By The Ageless One.
DISCLAIMER: This article is part of The Torch’s annual “Torchure” issue, the April fools Issue. During the Torchure, our journalistic ethics and commitment to the truth hop on the earliest bus out of town, and we spend the better part of the week trying to coax them back with cannolies and baby oil. The Torch will return to faithful, truthful coverage of UMass Dartmouth-centric news next week, until then, enjoy whatever this is?
Ahhh yea the Umass Dartmouth Mural, my old nemesis, while the mural is known to all for its grandeur and beauty, the true nature of the mural is know only to the brave few who have taken it at face value, stared into its abyss and dared to listen.
Dared to feel the pain of a thousand lives, of a million deaths, learned the sorrow of every blue the passion of ever read, the apathy of every yellow, and the stories untold by man that they hold like a lover prepared to leave.
The Umass Dartmouth Mural was painted in 1984 by WIlliam Y. Wallerman.
If you can achieve a far enough distance from the mural the entire mural is an optical illusion that looks like one of the fish that is painted on it.
This is only half of the original mural, legend has it that if both halves were to meet again that literally nothing would happen.
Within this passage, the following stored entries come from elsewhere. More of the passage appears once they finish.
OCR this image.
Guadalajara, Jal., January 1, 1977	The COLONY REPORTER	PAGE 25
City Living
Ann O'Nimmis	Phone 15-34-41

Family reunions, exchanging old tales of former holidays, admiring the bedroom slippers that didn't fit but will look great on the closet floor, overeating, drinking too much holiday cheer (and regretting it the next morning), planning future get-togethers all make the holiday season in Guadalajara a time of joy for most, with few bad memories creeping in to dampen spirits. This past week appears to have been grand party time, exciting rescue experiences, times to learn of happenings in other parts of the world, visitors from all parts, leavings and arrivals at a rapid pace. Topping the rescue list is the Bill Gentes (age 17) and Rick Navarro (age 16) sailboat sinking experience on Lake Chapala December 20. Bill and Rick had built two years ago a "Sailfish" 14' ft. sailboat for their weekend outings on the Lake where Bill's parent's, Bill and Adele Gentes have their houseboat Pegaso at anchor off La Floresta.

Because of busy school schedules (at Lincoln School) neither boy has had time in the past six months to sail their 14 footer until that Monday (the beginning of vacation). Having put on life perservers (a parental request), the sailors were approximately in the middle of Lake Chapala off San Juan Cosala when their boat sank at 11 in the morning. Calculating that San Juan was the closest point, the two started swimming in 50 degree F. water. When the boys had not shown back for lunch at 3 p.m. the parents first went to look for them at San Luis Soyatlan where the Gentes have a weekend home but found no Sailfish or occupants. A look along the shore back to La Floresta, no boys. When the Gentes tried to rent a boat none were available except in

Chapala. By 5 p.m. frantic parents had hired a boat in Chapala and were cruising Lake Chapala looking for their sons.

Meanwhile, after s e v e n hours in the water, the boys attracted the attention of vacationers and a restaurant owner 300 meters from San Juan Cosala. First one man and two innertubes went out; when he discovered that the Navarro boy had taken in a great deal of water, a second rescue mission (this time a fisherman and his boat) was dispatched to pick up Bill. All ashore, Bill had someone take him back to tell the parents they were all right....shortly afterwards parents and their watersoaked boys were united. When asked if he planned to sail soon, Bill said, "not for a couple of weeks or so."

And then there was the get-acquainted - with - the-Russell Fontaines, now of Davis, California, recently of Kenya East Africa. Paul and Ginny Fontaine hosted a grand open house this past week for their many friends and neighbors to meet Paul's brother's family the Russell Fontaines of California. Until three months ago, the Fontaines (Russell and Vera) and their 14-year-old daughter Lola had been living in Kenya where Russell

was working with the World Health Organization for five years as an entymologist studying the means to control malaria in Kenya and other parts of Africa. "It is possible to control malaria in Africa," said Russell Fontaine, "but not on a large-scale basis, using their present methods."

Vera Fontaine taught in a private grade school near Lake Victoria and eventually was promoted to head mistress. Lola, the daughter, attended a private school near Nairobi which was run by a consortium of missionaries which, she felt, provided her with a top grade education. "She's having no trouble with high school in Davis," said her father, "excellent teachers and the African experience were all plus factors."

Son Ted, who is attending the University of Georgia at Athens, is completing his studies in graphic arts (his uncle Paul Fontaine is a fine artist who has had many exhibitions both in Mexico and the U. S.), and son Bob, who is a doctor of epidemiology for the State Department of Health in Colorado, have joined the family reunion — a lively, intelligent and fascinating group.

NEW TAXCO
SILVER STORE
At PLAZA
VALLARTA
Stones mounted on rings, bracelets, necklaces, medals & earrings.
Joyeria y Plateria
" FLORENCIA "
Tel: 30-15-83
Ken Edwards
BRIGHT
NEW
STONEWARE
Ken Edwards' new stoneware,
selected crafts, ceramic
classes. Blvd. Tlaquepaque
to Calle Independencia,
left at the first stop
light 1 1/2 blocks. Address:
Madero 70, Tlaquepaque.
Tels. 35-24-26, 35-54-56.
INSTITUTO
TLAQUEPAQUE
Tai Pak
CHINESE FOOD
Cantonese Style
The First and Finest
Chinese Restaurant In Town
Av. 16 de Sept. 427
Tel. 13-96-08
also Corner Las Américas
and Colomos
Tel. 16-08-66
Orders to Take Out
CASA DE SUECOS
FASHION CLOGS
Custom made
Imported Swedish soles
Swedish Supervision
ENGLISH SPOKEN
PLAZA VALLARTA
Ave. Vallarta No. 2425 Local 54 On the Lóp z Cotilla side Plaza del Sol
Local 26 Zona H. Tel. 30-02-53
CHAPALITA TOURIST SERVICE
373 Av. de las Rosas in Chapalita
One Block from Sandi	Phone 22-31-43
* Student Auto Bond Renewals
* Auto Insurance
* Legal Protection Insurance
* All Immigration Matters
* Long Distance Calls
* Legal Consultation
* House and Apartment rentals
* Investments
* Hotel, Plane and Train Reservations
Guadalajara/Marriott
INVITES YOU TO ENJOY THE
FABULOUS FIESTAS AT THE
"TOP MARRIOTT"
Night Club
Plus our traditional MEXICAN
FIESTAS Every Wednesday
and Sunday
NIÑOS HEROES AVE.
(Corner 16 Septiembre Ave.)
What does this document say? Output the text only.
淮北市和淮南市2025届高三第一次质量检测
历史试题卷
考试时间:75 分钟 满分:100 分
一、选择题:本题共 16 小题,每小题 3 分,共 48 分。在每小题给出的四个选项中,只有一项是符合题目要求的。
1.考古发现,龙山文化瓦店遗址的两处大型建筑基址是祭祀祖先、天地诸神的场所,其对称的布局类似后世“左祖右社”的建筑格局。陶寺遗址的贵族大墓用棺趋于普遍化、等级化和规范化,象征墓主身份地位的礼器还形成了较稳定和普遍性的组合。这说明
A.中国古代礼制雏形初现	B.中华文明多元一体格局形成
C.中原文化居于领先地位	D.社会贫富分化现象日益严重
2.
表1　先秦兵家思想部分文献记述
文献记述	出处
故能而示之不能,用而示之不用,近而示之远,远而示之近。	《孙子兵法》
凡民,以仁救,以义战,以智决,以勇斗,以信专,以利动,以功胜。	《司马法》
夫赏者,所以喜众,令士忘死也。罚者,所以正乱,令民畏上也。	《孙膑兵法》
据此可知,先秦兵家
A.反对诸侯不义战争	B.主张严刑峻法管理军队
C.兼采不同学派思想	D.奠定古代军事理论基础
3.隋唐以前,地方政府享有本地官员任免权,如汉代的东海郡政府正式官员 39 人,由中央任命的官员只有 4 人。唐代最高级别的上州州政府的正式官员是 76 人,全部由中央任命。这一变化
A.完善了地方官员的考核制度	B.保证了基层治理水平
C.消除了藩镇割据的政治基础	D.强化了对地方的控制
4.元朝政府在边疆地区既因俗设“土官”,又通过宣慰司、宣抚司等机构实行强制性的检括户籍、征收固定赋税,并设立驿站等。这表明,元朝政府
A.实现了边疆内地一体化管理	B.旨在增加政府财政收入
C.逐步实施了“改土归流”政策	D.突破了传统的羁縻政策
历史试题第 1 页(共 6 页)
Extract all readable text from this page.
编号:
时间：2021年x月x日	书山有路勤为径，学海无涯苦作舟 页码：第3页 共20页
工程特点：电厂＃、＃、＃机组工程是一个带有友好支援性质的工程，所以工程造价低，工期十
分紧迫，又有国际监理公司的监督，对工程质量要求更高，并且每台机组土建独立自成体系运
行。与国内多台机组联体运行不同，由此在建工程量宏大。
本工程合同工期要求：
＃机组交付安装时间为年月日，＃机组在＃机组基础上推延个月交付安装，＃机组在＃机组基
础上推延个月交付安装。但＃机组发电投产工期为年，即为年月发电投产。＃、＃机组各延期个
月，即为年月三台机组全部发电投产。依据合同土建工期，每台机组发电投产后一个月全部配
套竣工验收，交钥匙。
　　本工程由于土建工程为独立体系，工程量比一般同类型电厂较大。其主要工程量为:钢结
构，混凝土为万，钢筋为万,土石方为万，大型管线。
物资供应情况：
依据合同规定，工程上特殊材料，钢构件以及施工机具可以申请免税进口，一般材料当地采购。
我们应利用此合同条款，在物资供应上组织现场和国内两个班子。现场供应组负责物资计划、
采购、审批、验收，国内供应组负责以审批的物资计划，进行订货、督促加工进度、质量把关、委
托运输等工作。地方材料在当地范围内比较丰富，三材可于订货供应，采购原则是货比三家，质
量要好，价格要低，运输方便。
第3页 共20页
William Y Wallerman was born in 1900 in a small town in Southern Italy by two parents who loved him like he was their own. He was raised by hand, like a turnip slowly learning to be ripe enough, learning to grow deeper and deeper into the cold depths of the dirt it was unfairly planted in,
And as he studied the the brush his father went to fight in The Great War, a young disciple of Garibaldi, so proud of his Italian and Roman heritage he fought for his honor.
His son on the other hand, he had no honor, an honorless fool, at least that’s what his father had always told him.
William was just a boy when he father left, he stared at himself in the mirror, he was the man of his home, while his father fought for the honor of Rome he was left to the stream. He was left alone with rod in hand and hunger.
He stood in front of the stream with his line fully extended waiting for a bite. This was his last loaf of bread, and he would take crumb by crumb and try to catch the fish as they swam downstream. Everytime he would catch a fish he would gut it, and then he would trade the flesh for more bread, which he would finally use to catch fish. In all of his days work he would eventually have one half loaf of bread which he would eat half of at night and then eat the other half the next morning.
He was left without a father, but without being taught, starting to grow into a man, when he would look into the stream as it sat perfectly still he could see his face change, he could hear the depth in his voice. As he approached manhood he knew he would soon have to fight for the honor of Rome just as his father had.
I remember it like it was yesterday I was so alone, so desperate for more than just the rod, so cold, as the water would splash onto my sandals my feet would shiver. So I checked the still water yet again and saw the hair on my face as it had grown.
And I knew how I could finally end the hunger, and I started marching, and marching, and marching.
Past Constantinople past the holy land until I had reached the end of the Empire, where I drew my sword and found the honor that my father had told me so much about.
And I put Romulous’s face on the coins of the Republic.
WilIam returned home from the war in 1919 after two years during his 16th and 17th years. He felt the shell shock that many had felt upon returning home from the war. He thought about the machines that he had seen out on the front.
He thought about them night and day, day and night, Breakfast Lunch and Dinner, until he couldn’t think of anything else. He wanted to know more about how these machines operated. He started to collect gears, he had big gears, small gears, gears of medium, sized, hundreds of all three types of gears. And he stacked them in alphabetical order outside of his home.
He thought that one day if he had enough gears that the emptiness inside of him would go away, that the gears could fill the void ….. That the gears could fill the void …….. THAT THE GEARS COULD FILL THE VOID. He ran outside and grabbed all of his gears and performed emergency surgery on himself.
He filled every inch of his body with gears, now he was a perfect creature under god´s sun.